Should the Trump supporter allow a symmetric condition if Trump loses in a landslide? Sure, why not? Crooked Hillary taking Texas, Georgia, Tennessee, Arizona, etc., is pure fantasy, so we would allow an accelerating pay-off if Trump got below a certain threshold -- say, McCain's pathetic showing, which today would yield 180 votes. Offer a linear increase for each vote below 206, until 180, then the square of the votes below 180.

This model clarifies thinking about the 2016 election itself, but you could structure a bet similarly to forecast the Electoral map staying basically the same vs. fundamentally re-drawn by 2020, 2024, etc. At the micro level, though, you'd probably want to make pay-off a function of the popular vote share in 2012, say for the Democrats. This models how difficult it would be to change a particular state's color, regardless of its population size and therefore Electoral vote count.

Red states becoming redder and blue states bluer would not pay off. But for each point in the reversing direction, there would be a linear increase for up to, say, 5 points.
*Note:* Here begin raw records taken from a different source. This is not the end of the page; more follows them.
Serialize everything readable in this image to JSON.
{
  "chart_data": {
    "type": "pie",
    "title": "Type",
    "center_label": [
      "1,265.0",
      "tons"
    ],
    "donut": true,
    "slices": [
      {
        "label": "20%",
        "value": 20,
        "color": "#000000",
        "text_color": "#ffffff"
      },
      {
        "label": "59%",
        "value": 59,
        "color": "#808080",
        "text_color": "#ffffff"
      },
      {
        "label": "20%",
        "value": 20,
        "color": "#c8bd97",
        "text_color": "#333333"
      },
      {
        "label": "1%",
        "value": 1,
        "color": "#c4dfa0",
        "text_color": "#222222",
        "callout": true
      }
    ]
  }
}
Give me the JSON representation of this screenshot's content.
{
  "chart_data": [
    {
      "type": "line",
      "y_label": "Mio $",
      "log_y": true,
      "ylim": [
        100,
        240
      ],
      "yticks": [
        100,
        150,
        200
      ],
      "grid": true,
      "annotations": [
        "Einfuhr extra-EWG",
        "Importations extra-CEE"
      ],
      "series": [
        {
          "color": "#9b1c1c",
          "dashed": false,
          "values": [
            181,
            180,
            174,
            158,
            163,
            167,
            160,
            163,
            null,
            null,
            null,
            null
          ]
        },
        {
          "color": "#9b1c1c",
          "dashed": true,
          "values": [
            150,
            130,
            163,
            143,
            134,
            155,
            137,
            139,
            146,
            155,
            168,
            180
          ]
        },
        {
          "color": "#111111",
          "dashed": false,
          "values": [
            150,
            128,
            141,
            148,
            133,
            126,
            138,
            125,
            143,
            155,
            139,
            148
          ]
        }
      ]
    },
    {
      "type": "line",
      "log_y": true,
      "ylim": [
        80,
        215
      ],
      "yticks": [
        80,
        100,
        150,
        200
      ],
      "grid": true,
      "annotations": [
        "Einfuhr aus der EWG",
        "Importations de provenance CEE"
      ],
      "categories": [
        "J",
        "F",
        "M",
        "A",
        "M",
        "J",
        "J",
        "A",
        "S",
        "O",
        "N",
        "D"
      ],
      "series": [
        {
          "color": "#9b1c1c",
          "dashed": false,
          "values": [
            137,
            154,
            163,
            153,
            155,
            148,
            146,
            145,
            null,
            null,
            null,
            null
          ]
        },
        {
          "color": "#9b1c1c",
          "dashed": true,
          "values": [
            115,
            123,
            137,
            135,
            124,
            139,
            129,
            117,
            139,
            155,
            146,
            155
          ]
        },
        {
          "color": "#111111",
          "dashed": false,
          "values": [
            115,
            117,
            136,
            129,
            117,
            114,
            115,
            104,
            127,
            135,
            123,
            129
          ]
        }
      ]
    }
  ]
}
Beyond that, pay-off would be proportional to the square of points. California went 60% Democrat in 2012 -- if it only gets to 55%, the Trump supporter gets some multiple of $5, whereas if it returns to being red at 45% Democrat, the Trump supporter gets that multiple of $5, plus some multiple of $100.

And likewise for, say, Texas going back to blue, by a slim vs. a major margin.

Bets structured more along these lines tell us more about how the world works than do the simple "odds" estimates from prediction markets. Structured bets, with different pay-off functions for different scenarios, are more like the contracts for black-swan-prone industries like movies, pop music, and so on. All you have to do is look at the evolution of the Electoral map to see how volatile and black-swan-ish it has been over history.